Honestly, I’m fine with the Emperor’s storyline. It makes sense to me, until the final scenes with him. The thing I would change is:
When your character says that they won’t give the Emperor the netherstones or let him assimilate Orpheus, as many have mentioned, he gets spiteful and rushes off saying he’s joining the brain. Then in the final battle he comes across as PROTECTING the brain. But what if instead of flying off to the brain when refused the netherstones, the Emperor says “This isn’t over” and leaves. The implication being that he felt outmatched in that moment and was leaving for reinforcements (i.e., a dominated dragon!). Once he knew that you couldn’t manipulate the brain, he no longer had use for you and abandoned you to make different arrangements.
And when he arrives atop the netherbrain, THEN the implication is that he is there to take the netherstones and assimilate Orpheus by force this time. The further implication is that the Emperor is not okay with anyone else dominating the brain (Orpheus as mindflayer), so he wants to dominate the brain for himself. Not only for ultimate freedom over it, but to gain back all of the power and influence (and far more) that he gained dominating Duke Stelmane. He has a taste for power. Now he’s here to thwart the main character and make the Sword Coast submit to HIM. THERE. The ultimate villain of the game, who has been with you since the beginning and you never even knew.

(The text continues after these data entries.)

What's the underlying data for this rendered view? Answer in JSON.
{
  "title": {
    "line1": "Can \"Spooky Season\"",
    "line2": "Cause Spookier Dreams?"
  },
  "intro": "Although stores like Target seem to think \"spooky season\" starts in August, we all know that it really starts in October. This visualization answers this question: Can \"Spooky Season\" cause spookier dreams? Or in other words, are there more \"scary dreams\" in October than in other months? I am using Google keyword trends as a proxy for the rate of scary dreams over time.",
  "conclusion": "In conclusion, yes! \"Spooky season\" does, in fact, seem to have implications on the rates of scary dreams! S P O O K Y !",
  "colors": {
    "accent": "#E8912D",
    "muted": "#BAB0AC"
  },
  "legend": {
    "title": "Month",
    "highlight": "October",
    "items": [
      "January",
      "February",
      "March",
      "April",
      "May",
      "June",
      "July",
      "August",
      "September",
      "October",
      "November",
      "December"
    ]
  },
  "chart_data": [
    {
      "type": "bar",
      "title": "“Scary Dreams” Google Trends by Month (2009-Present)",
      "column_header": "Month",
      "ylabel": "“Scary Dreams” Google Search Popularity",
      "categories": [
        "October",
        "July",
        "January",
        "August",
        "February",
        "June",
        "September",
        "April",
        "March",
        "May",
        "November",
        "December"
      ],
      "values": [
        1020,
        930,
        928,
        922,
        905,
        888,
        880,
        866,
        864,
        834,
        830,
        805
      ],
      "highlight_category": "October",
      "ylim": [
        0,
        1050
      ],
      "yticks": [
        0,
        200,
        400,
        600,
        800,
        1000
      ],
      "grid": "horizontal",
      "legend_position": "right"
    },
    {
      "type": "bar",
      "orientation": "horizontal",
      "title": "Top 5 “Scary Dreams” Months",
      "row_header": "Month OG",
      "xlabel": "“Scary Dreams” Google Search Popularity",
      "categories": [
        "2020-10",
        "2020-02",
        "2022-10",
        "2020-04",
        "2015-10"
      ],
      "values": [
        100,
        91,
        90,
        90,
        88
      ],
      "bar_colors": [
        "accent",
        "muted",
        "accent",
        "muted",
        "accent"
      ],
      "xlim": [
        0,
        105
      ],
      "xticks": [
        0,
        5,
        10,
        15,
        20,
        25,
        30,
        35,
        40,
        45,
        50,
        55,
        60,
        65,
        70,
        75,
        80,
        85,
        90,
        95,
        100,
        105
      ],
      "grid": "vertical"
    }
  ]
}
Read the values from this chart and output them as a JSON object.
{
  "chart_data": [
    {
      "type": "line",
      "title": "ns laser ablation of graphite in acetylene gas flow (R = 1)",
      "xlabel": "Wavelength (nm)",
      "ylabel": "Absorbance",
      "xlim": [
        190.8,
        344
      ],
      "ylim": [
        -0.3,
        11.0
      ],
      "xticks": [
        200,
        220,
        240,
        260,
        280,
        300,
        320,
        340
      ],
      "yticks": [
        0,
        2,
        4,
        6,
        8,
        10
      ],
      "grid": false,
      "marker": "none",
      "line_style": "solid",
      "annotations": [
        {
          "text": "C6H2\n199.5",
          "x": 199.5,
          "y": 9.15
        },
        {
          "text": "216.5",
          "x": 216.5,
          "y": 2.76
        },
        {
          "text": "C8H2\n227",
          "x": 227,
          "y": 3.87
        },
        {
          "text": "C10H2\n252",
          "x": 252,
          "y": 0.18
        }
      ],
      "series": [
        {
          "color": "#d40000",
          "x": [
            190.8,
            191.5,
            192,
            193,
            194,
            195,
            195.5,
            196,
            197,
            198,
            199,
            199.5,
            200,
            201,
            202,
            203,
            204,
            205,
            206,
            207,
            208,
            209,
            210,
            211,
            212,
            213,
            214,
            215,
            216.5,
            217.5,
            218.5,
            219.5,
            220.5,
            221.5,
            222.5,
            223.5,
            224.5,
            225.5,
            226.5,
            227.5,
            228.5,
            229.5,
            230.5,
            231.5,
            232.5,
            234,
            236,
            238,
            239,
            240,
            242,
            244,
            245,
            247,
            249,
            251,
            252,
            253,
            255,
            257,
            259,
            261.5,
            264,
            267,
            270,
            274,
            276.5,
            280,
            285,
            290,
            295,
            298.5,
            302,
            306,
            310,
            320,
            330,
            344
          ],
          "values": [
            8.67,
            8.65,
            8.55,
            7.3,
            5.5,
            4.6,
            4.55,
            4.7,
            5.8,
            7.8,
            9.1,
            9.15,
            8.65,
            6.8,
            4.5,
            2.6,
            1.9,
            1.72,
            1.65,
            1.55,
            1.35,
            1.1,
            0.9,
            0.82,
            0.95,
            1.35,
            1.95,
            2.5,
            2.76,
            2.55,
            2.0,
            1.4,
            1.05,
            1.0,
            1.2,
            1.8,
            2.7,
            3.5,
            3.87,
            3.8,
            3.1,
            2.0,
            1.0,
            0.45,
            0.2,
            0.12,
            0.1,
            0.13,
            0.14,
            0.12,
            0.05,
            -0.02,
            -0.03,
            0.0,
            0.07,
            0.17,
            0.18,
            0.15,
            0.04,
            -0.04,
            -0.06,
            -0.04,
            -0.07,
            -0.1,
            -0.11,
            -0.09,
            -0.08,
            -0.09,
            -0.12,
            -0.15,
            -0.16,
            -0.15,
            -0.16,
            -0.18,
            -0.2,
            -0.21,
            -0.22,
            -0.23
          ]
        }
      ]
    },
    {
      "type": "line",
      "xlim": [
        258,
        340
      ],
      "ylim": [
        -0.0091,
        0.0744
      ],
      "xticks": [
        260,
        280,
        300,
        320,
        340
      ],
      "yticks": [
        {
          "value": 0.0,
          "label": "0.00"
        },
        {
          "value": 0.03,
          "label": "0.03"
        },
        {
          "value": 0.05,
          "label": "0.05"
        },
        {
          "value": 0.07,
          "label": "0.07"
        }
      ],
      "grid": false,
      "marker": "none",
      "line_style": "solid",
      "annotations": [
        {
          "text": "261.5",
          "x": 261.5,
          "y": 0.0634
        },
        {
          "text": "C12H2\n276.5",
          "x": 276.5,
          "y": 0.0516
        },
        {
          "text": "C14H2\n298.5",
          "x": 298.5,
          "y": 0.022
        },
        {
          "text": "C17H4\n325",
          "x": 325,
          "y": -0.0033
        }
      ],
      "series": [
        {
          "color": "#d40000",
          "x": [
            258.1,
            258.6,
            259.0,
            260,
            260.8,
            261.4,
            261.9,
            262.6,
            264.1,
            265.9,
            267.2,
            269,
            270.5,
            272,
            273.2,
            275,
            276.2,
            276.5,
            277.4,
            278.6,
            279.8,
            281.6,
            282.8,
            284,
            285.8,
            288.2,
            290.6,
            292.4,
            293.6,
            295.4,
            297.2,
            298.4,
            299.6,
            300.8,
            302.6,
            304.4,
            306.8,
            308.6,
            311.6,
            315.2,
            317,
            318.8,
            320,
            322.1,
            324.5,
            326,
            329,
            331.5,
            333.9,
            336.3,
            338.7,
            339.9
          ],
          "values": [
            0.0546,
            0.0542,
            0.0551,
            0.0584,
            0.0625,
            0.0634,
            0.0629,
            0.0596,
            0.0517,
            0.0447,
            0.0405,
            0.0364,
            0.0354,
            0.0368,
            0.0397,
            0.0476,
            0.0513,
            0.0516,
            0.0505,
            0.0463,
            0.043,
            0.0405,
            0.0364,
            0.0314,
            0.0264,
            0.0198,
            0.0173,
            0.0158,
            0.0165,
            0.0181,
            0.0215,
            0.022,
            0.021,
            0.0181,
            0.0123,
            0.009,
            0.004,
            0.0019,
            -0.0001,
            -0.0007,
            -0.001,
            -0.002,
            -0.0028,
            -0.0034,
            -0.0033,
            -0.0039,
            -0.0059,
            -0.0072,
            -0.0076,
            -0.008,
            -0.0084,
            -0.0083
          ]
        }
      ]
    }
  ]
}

It could be clearly explained by dialogue and work well. Maybe explaining that he even tadpoled you to use you to get back to the brain. He certainly would work better as the ultimate villain than the netherbrain itself, which is invisible and intangible for 98% of Act 3.
Overall I’m extremely happy with how the game ended now that they’ve added an epilogue! But I think they could tweak the ending to make it work a lot better, and tweak it pretty easily.